The ABCs of Activated Carbon

Feb. 24, 2012
Activated carbon properties determine filtration performance

About the author: Robert Potwora is technical director for Carbon Resources. Potwora can be reached at [email protected] or 760.630.5724.

Activated carbon (AC) is a common component in many water treatment devices. It removes a wide variety of organic-based contaminants, as well as some inorganic contaminants such as free chlorine and monochloramine. It is common to use AC ahead of reverse osmosis and ion exchange resins to prevent oxidation and organic fouling and to decrease maintenance frequency.  

Activated Carbon Properties

The most common raw materials used to manufacture AC for water treatment are coconut shells and coal. The raw material used has a direct impact on an AC’s final properties.

Apparent density. This measurement is used to calculate how many pounds of AC are required to fill a given volume. Lower-density ACs, like those made from sub-bituminous coal, require up to 35% fewer pounds to fill a given volume compared to ACs made from raw materials with higher densities.
Iodine number. This is a common test method to distinguish the micropore volumes of ACs. Coconut shell ACs have the highest iodine numbers, which correspond to a higher capacity to adsorb small molecules, such as volatile organic chemicals.

Molasses number. This test method measures the amount of larger mesopores and macropores. Sub-bituminous coal- and lignite coal-based ACs have the highest molasses numbers; therefore, they have a much higher capacity to adsorb larger molecules like tannins.

Total ash. This is a measurement of the impurity content of an AC. Coconut shell-based AC has the lowest ash content and is the purest type. The overwhelming majority of the ash present in an AC will be insoluble. ACs can be water and acid washed to reduce the ash content. Coconut-based ACs have the lowest ash content after washing, with levels of 1% to 2%, whereas coal-based ACs have an ash content of 5% to 15% after washing.

Hardness number. This is an important parameter for granular activated carbon (GAC). A GAC with a high hardness number is less prone to breakdown during use and generates fewer carbon fines. Coconut shell-based ACs have the highest hardness numbers.

Sizing Up

Loose AC for water treatment uses broken granules called GAC. Pellet- and bead-shaped ACs are also available, but they are used mainly for specialty applications.
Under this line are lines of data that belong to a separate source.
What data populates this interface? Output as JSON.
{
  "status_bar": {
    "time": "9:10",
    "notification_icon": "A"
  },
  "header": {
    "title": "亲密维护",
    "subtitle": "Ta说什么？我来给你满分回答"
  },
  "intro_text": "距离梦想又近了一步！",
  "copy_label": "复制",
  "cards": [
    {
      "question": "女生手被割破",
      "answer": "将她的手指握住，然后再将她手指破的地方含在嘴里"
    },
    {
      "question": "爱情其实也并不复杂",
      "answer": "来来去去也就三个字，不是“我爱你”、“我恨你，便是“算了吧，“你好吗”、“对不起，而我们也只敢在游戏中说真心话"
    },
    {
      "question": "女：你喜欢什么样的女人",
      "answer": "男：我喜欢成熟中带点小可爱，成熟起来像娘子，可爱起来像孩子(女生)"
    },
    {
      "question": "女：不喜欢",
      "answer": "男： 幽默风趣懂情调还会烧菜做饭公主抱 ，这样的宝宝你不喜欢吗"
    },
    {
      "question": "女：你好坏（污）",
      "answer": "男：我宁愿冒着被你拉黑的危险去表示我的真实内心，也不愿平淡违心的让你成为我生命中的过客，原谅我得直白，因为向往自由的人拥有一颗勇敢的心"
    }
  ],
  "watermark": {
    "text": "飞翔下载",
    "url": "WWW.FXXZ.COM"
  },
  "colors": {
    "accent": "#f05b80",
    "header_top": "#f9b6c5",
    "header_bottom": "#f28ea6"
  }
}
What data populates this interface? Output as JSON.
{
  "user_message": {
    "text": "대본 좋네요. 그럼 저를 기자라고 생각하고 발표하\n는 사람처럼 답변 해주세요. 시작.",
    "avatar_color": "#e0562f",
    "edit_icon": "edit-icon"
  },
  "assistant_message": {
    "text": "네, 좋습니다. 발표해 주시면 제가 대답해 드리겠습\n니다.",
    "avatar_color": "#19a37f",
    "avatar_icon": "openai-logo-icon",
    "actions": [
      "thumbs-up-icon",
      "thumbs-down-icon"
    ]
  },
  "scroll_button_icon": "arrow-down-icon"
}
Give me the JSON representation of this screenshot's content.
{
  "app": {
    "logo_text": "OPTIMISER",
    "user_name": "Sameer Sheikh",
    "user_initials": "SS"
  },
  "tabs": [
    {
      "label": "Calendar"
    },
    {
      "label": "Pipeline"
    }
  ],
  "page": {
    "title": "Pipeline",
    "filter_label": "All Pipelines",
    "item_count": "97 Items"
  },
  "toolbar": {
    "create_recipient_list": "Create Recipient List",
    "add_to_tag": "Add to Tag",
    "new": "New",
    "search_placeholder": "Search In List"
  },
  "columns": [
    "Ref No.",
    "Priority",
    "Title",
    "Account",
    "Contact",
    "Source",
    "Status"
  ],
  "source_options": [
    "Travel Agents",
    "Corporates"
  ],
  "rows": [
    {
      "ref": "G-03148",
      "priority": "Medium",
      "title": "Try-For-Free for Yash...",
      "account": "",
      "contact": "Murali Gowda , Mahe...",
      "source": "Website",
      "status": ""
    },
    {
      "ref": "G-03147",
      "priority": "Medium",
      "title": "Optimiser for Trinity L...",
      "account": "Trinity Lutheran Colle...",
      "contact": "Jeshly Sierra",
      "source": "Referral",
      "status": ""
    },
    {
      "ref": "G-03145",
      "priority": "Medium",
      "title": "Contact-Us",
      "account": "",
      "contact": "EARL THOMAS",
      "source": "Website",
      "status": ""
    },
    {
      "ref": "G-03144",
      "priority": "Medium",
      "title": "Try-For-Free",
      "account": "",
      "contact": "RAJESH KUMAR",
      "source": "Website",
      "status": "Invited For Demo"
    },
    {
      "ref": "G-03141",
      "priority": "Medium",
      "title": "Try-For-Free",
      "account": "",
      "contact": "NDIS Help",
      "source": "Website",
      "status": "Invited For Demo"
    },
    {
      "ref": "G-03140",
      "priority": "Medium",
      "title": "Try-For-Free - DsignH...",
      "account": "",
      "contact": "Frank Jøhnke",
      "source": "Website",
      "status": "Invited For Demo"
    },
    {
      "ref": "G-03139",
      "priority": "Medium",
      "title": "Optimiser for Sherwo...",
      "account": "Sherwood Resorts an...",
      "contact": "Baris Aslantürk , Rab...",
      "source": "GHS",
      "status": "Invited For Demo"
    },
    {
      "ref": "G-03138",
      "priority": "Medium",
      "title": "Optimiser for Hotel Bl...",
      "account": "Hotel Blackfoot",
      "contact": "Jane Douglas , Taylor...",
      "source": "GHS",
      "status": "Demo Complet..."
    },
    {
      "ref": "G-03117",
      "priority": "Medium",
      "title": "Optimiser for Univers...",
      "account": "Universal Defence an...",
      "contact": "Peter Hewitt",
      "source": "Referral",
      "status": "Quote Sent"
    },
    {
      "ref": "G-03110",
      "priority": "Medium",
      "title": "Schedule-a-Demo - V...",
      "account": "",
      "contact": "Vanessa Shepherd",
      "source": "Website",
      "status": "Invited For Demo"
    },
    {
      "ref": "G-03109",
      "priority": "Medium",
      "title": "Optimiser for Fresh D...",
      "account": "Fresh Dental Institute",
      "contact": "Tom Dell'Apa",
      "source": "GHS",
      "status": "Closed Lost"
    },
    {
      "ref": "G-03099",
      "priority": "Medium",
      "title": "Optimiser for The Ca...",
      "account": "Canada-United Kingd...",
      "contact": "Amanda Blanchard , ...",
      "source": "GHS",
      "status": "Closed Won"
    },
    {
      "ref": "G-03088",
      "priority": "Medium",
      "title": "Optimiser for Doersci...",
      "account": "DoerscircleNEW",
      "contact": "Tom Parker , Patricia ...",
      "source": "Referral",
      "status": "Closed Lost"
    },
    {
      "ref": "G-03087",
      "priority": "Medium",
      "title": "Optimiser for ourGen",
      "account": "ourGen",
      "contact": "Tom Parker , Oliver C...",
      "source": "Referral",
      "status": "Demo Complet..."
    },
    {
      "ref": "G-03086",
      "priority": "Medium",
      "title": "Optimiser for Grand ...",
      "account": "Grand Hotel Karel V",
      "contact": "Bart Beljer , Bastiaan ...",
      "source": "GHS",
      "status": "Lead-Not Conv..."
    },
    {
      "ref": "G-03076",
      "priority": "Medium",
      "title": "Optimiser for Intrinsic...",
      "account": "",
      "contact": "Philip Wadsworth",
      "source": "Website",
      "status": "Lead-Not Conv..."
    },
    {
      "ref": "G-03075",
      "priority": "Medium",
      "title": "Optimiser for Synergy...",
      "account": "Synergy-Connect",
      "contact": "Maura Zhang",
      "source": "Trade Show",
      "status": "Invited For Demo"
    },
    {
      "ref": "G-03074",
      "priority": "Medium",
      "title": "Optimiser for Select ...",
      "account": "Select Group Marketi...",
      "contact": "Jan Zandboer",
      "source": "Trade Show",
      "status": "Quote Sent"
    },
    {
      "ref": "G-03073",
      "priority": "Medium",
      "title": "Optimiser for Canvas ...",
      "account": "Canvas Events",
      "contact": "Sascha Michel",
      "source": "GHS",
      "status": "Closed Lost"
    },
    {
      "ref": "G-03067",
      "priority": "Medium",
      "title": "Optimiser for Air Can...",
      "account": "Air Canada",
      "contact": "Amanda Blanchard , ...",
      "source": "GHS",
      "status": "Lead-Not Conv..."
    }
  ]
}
For point-of-use AC systems, 20-by-50 mesh size is preferred. This small size allows fast kinetics for adsorption of impurities and chlorine removal while maintaining acceptable pressure drop. Larger point-of-entry systems use 12-by-30 or 12-by-40 mesh sizes. This larger particle size also allows fast kinetics while maintaining acceptable pressure drop.

To reduce the need for the large tanks required for GAC, carbon blocks were developed. These contain “fine-mesh” AC, normally made with 80-by-325 mesh size. The carbon blocks are molded or extruded with binders and additives to form a solid block. They eliminate the black dust that is normally associated with new GAC. The small carbon particles used to make the blocks allow fast kinetics for removal of impurities.  

NSF/ANSI Standards

NSF/ANSI standards 42 and 53 are used to evaluate the performance of AC water treatment units. The reduction of aesthetic contaminants such as chlorine, monochloramine, taste, odor, color and particulate matter are covered under

Carbon blocks are ranked by their performance in filtering particles from water. There are six classes used for nominal particulate matter removal. The classes represent particle size ranges that are removed with a minimum 85% efficiency. Table 2 compares particle size reduction ranges by class. This is referred to as the nominal size rating. Carbon blocks with a Class VI rating do not remove small-size particles as well as other blocks, but are less prone to clogging. Carbon blocks with the highest rating, Class I, can filter particles less than 1 µm in size.

NSF/ANSI Standard 53 addresses the reduction of contaminants that have known health effects. These include organic chemicals, inorganic chemicals, metals and cysts.
Standards 42 and 53 require a treatment unit to be evaluated to ensure nothing can leach into the water at levels that may be harmful to human health. A list of certified treatment units and their reduction claims can be found on the NSF Intl. and Water Quality Assn. websites.       

There are many types of AC available. Selecting the right type is important to ensure proper performance and minimize costs.